Я открываю первую коробку и заглядываю внутрь. Почти пусто, только на дне несколько непарных столовых приборов и сковородка, покрытая слоем застарелого жира. Я закашливаюсь, глаза начинают слезиться. Фрэнк весело ухает у меня за спиной.
– Да, прошибает будь здоров, – говорит он, когда я поворачиваюсь, чтобы отдышаться.
– На кой черт вы согласились ее купить? Я не знала, что вы занимаетесь благотворительностью.

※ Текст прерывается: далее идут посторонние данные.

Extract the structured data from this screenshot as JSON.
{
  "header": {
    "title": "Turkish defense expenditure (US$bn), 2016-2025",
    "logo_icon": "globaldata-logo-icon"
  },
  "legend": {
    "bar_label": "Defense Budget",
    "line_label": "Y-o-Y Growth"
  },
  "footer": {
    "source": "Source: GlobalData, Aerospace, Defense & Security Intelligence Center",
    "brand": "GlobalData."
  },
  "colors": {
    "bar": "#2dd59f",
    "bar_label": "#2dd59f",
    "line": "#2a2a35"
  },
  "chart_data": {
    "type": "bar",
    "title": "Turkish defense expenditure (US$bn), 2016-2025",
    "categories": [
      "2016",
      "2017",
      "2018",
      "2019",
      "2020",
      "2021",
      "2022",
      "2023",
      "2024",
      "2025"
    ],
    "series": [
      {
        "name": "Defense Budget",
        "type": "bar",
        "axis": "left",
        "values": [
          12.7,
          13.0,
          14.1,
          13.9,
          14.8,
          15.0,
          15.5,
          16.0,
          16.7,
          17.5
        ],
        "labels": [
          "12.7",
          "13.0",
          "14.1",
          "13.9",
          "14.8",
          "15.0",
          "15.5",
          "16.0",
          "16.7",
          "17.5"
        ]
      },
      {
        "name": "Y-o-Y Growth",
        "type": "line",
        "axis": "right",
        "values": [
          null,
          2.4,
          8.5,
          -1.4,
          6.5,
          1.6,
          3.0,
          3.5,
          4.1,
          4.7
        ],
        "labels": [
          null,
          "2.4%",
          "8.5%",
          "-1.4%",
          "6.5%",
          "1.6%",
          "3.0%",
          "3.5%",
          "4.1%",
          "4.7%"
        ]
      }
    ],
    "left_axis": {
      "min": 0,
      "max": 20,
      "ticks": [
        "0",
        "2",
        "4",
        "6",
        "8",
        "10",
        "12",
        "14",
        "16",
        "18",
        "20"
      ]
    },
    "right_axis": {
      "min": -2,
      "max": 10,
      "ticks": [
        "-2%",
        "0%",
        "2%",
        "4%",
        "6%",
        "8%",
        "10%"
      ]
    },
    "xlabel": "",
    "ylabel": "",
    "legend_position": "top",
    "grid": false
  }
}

– Зря ты так, – говорит он и гордо выпячивает грудь. – Перед тобой самый великодушный человек на свете.
Я снова поворачиваюсь к коробкам с мамиными вещами. Если в остальных то же самое, Фрэнк не так уж и неправ. Это мусор. Ничего, кроме мусора. И это довольно грустно. Это жизнь моей мамы. Неужели в этих вещах – вся ее жизнь за тридцать пять лет? Я знаю, что она родила меня рано, но об этом легко забыть, когда между нами такая пропасть. Легко забыть, что до моего рождения, до своих восемнадцати она толком не успела пожить.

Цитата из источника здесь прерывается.